Skiing is for Olympians… and Everyone Else

Kenneth Forsythe, M.D.Think skiing is just for young thrill-seekers? Not quite, says Kenneth Forsythe, M.D., a sports medicine specialist and creator of the Green Light Wellness program.

This former Olympian says it’s a great sport to take up, no matter your age, because of all the healthy benefits it provides. “Skiing is a wonderful, total-body, fun-for-life, great-for-families activity. Because of dramatic improvements in ski boots, skis and bindings, it is easier to do than ever before and it’s much safer, especially now that the hills are groomed so well.”

Dr. Forsythe started skiing at age 4 and competed until well into his 20s. He was invited to join the 1964 Canadian Olympic ski team at Innsbruck, competing in slalom and giant slalom. Now he skis for fun—and health. “People often tell me they’re too old to ski,” says Dr. Forsythe,”but I keep track of a gentleman at Mont Tremblant in Canada who still skis every year—at age 104. He says the sport keeps him young!”

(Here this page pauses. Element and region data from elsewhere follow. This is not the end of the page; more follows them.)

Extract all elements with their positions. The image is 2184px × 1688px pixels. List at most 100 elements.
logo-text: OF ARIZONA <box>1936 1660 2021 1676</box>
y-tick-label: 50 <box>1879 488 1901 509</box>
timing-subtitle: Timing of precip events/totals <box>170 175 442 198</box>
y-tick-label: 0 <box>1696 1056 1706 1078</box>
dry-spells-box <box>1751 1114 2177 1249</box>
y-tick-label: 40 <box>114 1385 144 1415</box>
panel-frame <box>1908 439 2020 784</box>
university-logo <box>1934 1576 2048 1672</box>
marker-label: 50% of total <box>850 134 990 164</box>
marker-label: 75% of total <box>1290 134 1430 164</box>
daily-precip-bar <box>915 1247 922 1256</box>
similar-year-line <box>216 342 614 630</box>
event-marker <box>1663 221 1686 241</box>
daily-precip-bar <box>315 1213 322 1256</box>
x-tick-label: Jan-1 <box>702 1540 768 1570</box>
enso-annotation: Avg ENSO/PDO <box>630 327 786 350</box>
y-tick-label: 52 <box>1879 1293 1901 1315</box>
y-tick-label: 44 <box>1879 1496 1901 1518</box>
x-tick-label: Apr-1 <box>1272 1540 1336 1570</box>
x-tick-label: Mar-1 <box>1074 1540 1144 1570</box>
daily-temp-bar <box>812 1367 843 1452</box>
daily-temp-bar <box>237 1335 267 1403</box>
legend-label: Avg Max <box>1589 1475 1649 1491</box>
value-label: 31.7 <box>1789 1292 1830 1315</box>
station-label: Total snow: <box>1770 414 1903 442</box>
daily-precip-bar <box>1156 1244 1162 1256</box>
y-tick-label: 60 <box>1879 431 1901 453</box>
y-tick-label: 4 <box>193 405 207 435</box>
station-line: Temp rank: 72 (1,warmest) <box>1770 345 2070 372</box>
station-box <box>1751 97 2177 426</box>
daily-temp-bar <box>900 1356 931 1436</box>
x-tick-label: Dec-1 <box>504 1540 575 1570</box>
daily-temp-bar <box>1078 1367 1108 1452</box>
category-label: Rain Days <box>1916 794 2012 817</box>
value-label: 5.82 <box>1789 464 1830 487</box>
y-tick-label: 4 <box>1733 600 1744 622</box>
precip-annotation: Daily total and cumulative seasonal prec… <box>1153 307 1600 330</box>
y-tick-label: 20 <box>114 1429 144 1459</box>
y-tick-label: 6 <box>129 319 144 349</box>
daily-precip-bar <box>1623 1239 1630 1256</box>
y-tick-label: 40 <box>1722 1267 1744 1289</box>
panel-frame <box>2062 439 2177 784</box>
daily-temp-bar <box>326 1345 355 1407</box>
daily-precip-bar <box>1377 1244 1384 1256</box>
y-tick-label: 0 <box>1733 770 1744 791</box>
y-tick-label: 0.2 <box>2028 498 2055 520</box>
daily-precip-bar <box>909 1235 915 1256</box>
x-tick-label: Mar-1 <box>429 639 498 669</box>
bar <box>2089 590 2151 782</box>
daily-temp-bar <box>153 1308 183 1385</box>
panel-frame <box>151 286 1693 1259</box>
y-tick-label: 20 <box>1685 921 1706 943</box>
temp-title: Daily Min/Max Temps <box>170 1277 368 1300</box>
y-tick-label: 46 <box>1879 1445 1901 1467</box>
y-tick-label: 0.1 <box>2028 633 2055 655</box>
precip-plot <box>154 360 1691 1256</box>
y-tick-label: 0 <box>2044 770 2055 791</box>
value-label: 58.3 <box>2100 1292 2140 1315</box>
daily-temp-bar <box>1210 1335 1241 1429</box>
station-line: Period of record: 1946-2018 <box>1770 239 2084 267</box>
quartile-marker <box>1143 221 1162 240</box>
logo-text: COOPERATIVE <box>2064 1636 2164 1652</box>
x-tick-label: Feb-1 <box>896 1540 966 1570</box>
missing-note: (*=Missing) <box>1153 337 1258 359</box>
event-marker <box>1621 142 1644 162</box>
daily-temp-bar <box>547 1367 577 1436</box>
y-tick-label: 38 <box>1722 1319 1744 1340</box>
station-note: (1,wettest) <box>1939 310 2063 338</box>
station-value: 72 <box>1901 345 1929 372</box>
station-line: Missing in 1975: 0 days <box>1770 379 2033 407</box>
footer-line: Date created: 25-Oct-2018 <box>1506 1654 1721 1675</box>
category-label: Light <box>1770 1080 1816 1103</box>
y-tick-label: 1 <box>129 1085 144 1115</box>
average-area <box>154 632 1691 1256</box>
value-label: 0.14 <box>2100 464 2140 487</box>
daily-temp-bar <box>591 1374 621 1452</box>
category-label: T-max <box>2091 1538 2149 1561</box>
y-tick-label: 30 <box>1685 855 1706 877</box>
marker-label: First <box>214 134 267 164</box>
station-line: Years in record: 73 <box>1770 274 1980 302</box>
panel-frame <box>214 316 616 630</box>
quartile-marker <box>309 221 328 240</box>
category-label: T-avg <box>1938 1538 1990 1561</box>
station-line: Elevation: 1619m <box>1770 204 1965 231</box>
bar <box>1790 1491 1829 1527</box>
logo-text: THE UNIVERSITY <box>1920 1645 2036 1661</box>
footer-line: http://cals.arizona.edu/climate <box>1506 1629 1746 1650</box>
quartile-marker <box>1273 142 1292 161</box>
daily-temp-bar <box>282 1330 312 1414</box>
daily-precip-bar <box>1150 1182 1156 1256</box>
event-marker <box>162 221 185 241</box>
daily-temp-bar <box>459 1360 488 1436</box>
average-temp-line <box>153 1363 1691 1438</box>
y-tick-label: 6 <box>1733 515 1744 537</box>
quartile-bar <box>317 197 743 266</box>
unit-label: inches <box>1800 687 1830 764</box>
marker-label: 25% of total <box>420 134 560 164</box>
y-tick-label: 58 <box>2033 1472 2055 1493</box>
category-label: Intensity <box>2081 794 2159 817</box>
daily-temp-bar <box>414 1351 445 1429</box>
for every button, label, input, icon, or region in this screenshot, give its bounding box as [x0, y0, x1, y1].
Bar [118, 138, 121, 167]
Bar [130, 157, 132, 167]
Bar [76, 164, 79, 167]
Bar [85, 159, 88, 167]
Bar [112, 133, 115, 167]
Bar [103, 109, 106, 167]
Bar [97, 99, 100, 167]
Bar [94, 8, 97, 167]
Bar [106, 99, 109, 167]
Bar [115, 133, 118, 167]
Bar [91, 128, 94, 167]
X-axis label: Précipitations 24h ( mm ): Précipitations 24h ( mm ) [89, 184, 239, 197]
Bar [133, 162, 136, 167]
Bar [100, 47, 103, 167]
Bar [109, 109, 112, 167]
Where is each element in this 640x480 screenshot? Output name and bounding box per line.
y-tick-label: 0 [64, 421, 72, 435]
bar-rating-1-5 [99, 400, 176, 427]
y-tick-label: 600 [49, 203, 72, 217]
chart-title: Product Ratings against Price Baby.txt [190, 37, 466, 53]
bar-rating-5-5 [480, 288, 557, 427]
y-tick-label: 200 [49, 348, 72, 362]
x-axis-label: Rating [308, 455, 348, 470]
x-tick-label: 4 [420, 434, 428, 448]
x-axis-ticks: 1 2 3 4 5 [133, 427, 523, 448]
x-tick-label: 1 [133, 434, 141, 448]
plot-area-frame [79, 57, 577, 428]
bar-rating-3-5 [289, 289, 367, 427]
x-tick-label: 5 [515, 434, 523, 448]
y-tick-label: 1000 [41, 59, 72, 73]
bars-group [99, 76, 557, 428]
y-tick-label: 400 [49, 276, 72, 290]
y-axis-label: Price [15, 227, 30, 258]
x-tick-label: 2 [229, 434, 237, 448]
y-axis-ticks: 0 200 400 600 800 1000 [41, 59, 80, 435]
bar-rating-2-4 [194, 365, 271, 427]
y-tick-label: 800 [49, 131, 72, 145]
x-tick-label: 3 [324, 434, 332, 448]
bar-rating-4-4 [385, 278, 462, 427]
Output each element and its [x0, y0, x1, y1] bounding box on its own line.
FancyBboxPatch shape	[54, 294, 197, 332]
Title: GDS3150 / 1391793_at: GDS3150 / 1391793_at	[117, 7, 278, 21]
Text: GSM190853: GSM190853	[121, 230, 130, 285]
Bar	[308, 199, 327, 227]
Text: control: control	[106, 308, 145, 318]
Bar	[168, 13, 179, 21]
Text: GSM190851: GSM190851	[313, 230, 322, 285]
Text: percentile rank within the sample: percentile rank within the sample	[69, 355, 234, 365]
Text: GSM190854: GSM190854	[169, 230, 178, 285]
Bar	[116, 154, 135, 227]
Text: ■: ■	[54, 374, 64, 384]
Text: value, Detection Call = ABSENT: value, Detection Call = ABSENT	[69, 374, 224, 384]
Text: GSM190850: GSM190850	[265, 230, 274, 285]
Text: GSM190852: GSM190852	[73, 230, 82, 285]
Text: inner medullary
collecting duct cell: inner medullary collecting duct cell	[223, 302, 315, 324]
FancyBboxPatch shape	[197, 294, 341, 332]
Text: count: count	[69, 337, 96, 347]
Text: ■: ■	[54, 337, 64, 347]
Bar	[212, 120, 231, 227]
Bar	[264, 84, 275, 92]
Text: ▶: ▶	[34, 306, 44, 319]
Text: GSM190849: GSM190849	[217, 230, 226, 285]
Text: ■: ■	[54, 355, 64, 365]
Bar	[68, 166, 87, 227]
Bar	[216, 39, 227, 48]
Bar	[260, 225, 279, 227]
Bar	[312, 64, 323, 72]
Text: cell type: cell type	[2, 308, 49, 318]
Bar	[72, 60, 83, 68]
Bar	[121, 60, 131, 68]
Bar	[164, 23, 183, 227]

Lots of people have been put off by the idea of skiing because of all the stories about how difficult it is and by worries about injuries, says Dr. Forsythe. But, thanks to the snowboard industry, skis and skiing changed dramatically during the past 10 years. “The ski industry woke up and made skis short, shaped, easy to turn, and a lot more fun.” Coupled with lighter, comfortable boots and much improved bindings, the sport can be safe for all ages, he believes.

“People may have been intimidated into not trying the sport because they heard it was dangerous, but it’s such a wonderful aerobic activity. It puts your cardiopulmonary abilities up there with tennis and hockey players.”

Kenneth Forsythe, M.D.Before hitting the slopes, however, Dr. Forsythe encourages people to spend some time on conditioning. “Start a walking or jogging program, either at home or in the gym. For the gym, do resistance exercises, which provide strength and conditioning for every muscle group in your body.”

But you don’t need a gym to improve your conditioning. “When I was training for skiing, I could easily spend four or more hours a day working out,” recalls Dr. Forsythe,”but what I learned over 25 years of helping people to be healthier is that it’s the little bit you do all the time that really counts. It’s not at all about intensity—it’s about frequency.”

For those who are busy with work and family, Dr. Forsythe offers this advice: “One of the easiest conditioning tips for anyone is to think of all the hours you have available every day. For every hour you’re up and awake, try to walk for at least five minutes; you could do this answering phone calls, looking at the morning TV news, walking during coffee breaks, and so on. It’s the accumulation of activity that really makes the difference.’

Dr. Forsythe’s Tip for Anytime and Anyone

Every time you go to sit down in a chair, bend only part way and hold that ‘half-seated’ position for 10 seconds. It’s good for backs, hips… and skiers!